Sport confidence is viewed by many athletes as one great big Catch-22 proposition:
“I need confidence to win, but I need to win to gain confidence!”
Even veteran athletes question their confidence…
“How can I maintain confidence after a loss? Is it possible to play confidently in my next competition after a terrible performance?”
Of course, confidence is essential to play your best and reach new levels in your sport. But there are several misconceptions about confidence that may very well stunt your confidence growth.
Let’s examine some myths regarding sports confidence:
- Losses lower an athlete’s confidence – It is not a loss that lowers an athlete’s confidence but their take-away from the loss that determines the effect it has on their confidence.
- If you are a “confident athlete,” you will always win – Confidence is a huge factor in success but not the only factor.
- A player needs to win to gain confidence – Success breeds confidence but you can experience many successes in a competition without being the victor.
- You either have confidence or you don’t – There are varying degrees of confidence.
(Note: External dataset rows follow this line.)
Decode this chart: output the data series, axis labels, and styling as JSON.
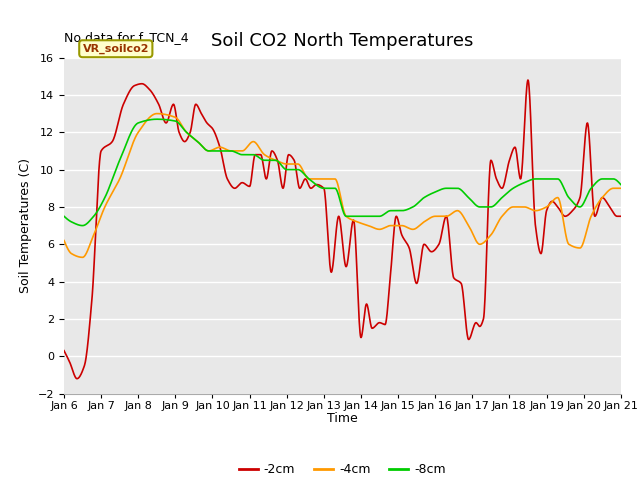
{
  "title": "Soil CO2 North Temperatures",
  "subtitle": "No data for f_TCN_4",
  "xlabel": "Time",
  "ylabel": "Soil Temperatures (C)",
  "xlim": [
    0,
    15
  ],
  "ylim": [
    -2,
    16
  ],
  "yticks": [
    -2,
    0,
    2,
    4,
    6,
    8,
    10,
    12,
    14,
    16
  ],
  "xtick_labels": [
    "Jan 6",
    "Jan 7",
    "Jan 8",
    "Jan 9",
    "Jan 10",
    "Jan 11",
    "Jan 12",
    "Jan 13",
    "Jan 14",
    "Jan 15",
    "Jan 16",
    "Jan 17",
    "Jan 18",
    "Jan 19",
    "Jan 20",
    "Jan 21"
  ],
  "legend_label_box": "VR_soilco2",
  "legend_box_facecolor": "#ffffcc",
  "legend_box_edgecolor": "#999900",
  "line_colors": {
    "2cm": "#cc0000",
    "4cm": "#ff9900",
    "8cm": "#00cc00"
  },
  "line_widths": {
    "2cm": 1.2,
    "4cm": 1.2,
    "8cm": 1.2
  },
  "legend_labels": [
    "-2cm",
    "-4cm",
    "-8cm"
  ],
  "bg_color": "#ffffff",
  "plot_bg_color": "#e8e8e8",
  "grid_color": "#ffffff",
  "title_fontsize": 13,
  "axis_label_fontsize": 9,
  "tick_fontsize": 8,
  "ctrl_t2": [
    0,
    0.15,
    0.35,
    0.55,
    0.75,
    1.0,
    1.3,
    1.6,
    1.9,
    2.1,
    2.3,
    2.55,
    2.75,
    2.95,
    3.1,
    3.25,
    3.4,
    3.55,
    3.7,
    3.85,
    4.0,
    4.2,
    4.4,
    4.6,
    4.8,
    5.0,
    5.15,
    5.3,
    5.45,
    5.6,
    5.75,
    5.9,
    6.05,
    6.2,
    6.35,
    6.5,
    6.65,
    6.8,
    7.0,
    7.2,
    7.4,
    7.6,
    7.8,
    8.0,
    8.15,
    8.3,
    8.5,
    8.65,
    8.8,
    8.95,
    9.1,
    9.3,
    9.5,
    9.7,
    9.9,
    10.1,
    10.3,
    10.5,
    10.7,
    10.9,
    11.1,
    11.2,
    11.3,
    11.5,
    11.65,
    11.8,
    12.0,
    12.15,
    12.3,
    12.5,
    12.7,
    12.85,
    13.0,
    13.15,
    13.3,
    13.5,
    13.7,
    13.9,
    14.1,
    14.3,
    14.5,
    14.7,
    14.9,
    15.0
  ],
  "ctrl_v2": [
    0.3,
    -0.3,
    -1.2,
    -0.5,
    3.0,
    11.0,
    11.5,
    13.5,
    14.5,
    14.6,
    14.3,
    13.5,
    12.5,
    13.5,
    12.0,
    11.5,
    12.0,
    13.5,
    13.0,
    12.5,
    12.2,
    11.2,
    9.5,
    9.0,
    9.3,
    9.1,
    10.8,
    10.8,
    9.5,
    11.0,
    10.5,
    9.0,
    10.8,
    10.5,
    9.0,
    9.5,
    9.0,
    9.2,
    9.0,
    4.5,
    7.5,
    4.8,
    7.3,
    1.0,
    2.8,
    1.5,
    1.8,
    1.7,
    4.5,
    7.5,
    6.5,
    5.8,
    3.9,
    6.0,
    5.6,
    6.0,
    7.5,
    4.2,
    3.9,
    0.9,
    1.8,
    1.6,
    2.0,
    10.5,
    9.5,
    9.0,
    10.5,
    11.2,
    9.5,
    14.8,
    7.0,
    5.5,
    7.8,
    8.3,
    8.0,
    7.5,
    7.8,
    8.5,
    12.5,
    7.5,
    8.5,
    8.0,
    7.5,
    7.5
  ],
  "ctrl_t4": [
    0,
    0.2,
    0.5,
    0.8,
    1.1,
    1.5,
    2.0,
    2.5,
    3.0,
    3.3,
    3.6,
    3.9,
    4.2,
    4.5,
    4.8,
    5.1,
    5.4,
    5.7,
    6.0,
    6.3,
    6.6,
    7.0,
    7.3,
    7.6,
    7.9,
    8.2,
    8.5,
    8.8,
    9.1,
    9.4,
    9.7,
    10.0,
    10.3,
    10.6,
    10.9,
    11.2,
    11.5,
    11.8,
    12.1,
    12.4,
    12.7,
    13.0,
    13.3,
    13.6,
    13.9,
    14.2,
    14.5,
    14.8,
    15.0
  ],
  "ctrl_v4": [
    6.2,
    5.5,
    5.3,
    6.5,
    8.0,
    9.5,
    12.0,
    13.0,
    12.8,
    12.0,
    11.5,
    11.0,
    11.2,
    11.0,
    11.0,
    11.5,
    10.8,
    10.5,
    10.3,
    10.3,
    9.5,
    9.5,
    9.5,
    7.5,
    7.2,
    7.0,
    6.8,
    7.0,
    7.0,
    6.8,
    7.2,
    7.5,
    7.5,
    7.8,
    7.0,
    6.0,
    6.5,
    7.5,
    8.0,
    8.0,
    7.8,
    8.0,
    8.5,
    6.0,
    5.8,
    7.5,
    8.5,
    9.0,
    9.0
  ],
  "ctrl_t8": [
    0,
    0.2,
    0.5,
    0.8,
    1.1,
    1.5,
    2.0,
    2.5,
    3.0,
    3.3,
    3.6,
    3.9,
    4.2,
    4.5,
    4.8,
    5.1,
    5.4,
    5.7,
    6.0,
    6.3,
    6.6,
    7.0,
    7.3,
    7.6,
    7.9,
    8.2,
    8.5,
    8.8,
    9.1,
    9.4,
    9.7,
    10.0,
    10.3,
    10.6,
    10.9,
    11.2,
    11.5,
    11.8,
    12.1,
    12.4,
    12.7,
    13.0,
    13.3,
    13.6,
    13.9,
    14.2,
    14.5,
    14.8,
    15.0
  ],
  "ctrl_v8": [
    7.5,
    7.2,
    7.0,
    7.5,
    8.5,
    10.5,
    12.5,
    12.7,
    12.6,
    12.0,
    11.5,
    11.0,
    11.0,
    11.0,
    10.8,
    10.8,
    10.5,
    10.5,
    10.0,
    10.0,
    9.5,
    9.0,
    9.0,
    7.5,
    7.5,
    7.5,
    7.5,
    7.8,
    7.8,
    8.0,
    8.5,
    8.8,
    9.0,
    9.0,
    8.5,
    8.0,
    8.0,
    8.5,
    9.0,
    9.3,
    9.5,
    9.5,
    9.5,
    8.5,
    8.0,
    9.0,
    9.5,
    9.5,
    9.2
  ]
}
So confidence can be increased through training.
- Confident athletes are always confident – Every athlete will have some challenges to maintaining confidence. No one is confident 100% of the time.
One of the most confident athletes in any sport is Serena Williams.
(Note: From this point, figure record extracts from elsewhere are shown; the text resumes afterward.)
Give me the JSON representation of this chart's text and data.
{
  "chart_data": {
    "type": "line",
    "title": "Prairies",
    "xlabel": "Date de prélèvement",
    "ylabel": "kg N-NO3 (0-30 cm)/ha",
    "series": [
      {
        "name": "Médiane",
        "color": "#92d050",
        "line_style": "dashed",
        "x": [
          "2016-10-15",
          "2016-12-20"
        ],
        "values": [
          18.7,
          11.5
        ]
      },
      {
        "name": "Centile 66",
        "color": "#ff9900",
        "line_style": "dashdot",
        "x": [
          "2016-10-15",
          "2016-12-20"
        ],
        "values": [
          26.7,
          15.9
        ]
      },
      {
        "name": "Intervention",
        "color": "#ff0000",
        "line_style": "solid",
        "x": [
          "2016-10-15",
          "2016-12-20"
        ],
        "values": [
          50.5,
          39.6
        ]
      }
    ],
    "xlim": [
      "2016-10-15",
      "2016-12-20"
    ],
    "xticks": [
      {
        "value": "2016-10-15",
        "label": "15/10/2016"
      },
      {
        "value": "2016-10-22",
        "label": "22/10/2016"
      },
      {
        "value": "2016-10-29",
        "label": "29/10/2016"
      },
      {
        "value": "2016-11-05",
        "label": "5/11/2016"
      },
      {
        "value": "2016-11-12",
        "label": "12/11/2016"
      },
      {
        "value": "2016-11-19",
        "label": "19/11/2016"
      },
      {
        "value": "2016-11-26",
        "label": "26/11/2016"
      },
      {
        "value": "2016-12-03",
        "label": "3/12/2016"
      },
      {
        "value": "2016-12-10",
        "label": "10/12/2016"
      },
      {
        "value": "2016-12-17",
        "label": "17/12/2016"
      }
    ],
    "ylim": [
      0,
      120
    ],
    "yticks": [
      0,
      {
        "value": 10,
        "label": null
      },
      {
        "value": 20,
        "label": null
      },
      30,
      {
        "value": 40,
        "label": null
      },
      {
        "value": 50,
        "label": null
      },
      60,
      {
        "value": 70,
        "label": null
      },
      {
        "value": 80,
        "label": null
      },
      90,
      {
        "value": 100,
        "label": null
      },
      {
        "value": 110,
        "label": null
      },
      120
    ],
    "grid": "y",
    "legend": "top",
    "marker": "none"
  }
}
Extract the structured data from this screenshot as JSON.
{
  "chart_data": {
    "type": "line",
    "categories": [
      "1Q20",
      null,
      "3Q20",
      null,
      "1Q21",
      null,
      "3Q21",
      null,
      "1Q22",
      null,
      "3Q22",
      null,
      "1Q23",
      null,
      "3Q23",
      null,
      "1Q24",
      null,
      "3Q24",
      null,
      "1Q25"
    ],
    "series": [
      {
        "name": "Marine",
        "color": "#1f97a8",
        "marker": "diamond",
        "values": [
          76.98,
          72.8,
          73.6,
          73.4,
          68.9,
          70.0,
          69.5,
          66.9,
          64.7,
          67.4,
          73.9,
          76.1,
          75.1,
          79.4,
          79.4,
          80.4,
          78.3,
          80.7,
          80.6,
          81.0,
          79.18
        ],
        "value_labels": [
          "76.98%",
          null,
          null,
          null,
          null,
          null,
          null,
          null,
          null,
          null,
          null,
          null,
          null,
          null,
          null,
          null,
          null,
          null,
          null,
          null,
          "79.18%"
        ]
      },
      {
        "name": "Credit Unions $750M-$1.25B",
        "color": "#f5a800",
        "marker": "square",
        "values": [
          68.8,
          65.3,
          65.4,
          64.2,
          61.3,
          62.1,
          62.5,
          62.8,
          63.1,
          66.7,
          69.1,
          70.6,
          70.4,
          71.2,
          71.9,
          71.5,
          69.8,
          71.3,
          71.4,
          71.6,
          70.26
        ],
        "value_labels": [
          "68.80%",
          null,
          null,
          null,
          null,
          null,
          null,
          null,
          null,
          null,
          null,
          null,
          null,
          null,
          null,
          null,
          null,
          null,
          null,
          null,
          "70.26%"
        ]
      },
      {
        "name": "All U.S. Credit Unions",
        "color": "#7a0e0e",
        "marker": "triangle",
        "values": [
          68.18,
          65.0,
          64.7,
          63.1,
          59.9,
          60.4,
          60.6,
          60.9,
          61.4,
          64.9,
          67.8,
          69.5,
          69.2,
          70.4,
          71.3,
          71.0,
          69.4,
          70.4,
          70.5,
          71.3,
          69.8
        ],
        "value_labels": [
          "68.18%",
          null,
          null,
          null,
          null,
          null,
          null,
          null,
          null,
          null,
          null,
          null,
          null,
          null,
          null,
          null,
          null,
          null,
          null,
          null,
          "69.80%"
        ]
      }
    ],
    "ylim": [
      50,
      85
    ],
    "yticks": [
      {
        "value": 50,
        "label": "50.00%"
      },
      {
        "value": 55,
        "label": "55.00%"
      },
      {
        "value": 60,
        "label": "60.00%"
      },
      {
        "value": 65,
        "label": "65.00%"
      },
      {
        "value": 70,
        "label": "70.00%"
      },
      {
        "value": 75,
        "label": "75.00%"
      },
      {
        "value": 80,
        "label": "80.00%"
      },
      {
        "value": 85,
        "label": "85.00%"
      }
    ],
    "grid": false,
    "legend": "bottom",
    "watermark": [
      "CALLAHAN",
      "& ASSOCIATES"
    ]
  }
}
Williams has been on a tear during the 2015 WTA season with an impressive record of 43-1 and three Major titles. Williams has the rare opportunity to complete the Grand Slam by winning the upcoming U.S. Open.
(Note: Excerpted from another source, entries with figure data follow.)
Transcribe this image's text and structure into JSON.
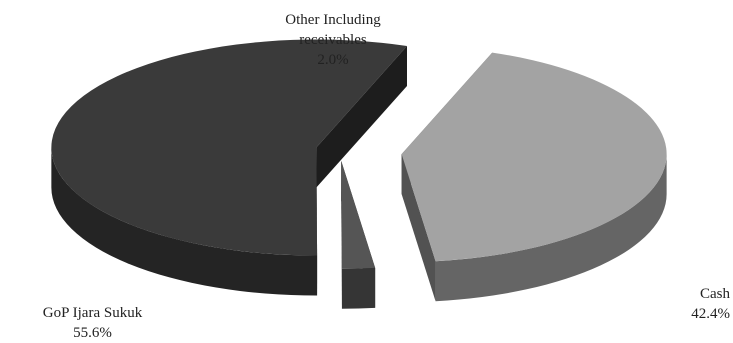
{
  "chart_data": {
    "type": "pie",
    "title": "",
    "three_d": true,
    "exploded": true,
    "legend": "none",
    "slices": [
      {
        "label": "Cash",
        "value": 42.4,
        "value_text": "42.4%",
        "color": "#a3a3a3"
      },
      {
        "label": "Other Including receivables",
        "label_lines": [
          "Other Including",
          "receivables"
        ],
        "value": 2.0,
        "value_text": "2.0%",
        "color": "#555555"
      },
      {
        "label": "GoP Ijara Sukuk",
        "value": 55.6,
        "value_text": "55.6%",
        "color": "#3a3a3a"
      }
    ]
  }
}
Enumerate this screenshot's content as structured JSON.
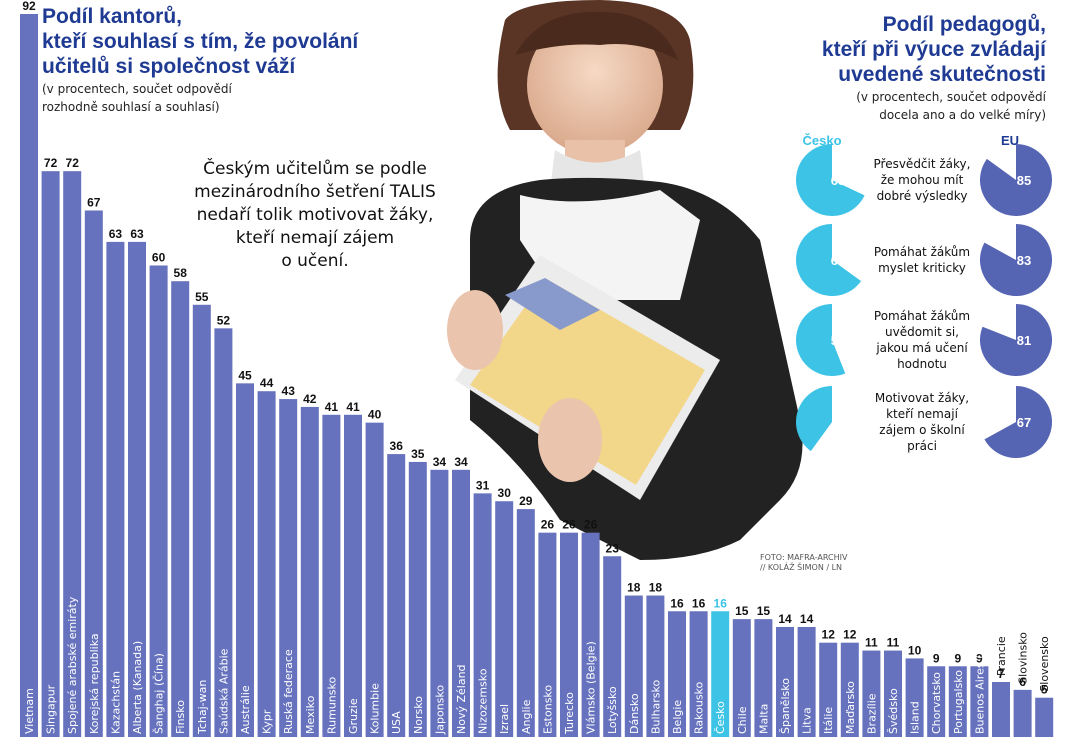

Despite all her success, Williams hit a speed bump recently losing only her second match of the season to 18 year-old Belinda Bencic, 3 6, 7 5, 6 4 at the Rogers Cup.
Williams put the loss in perspective… The loss was not due to a lack of ability but a lack of execution. Basically, Williams viewed the loss no different than a bad day at the office.
WILLIAMS: “Today was not my day, and hopefully I can rectify that going into next week and then going into hopefully the Open.”
Williams didn’t dwell on the loss, which would only serve to detract from her confidence. Instead, Williams looked for the opportunity to learn and grow from the loss.
WILLIAMS: “Every loss for me is a big learning session and a learning experience. So I’m looking forward to learning and getting better from this.”
Improving Your Confidence Game:
Look at the big picture…
Be realistic with your expectations for competitions.
You will experience a myriad of ups and downs throughout your competitive career… Despite the results, find your personal successes.
By giving yourself credit for each success and working on aspects of your game that need improvement, your confidence will grow.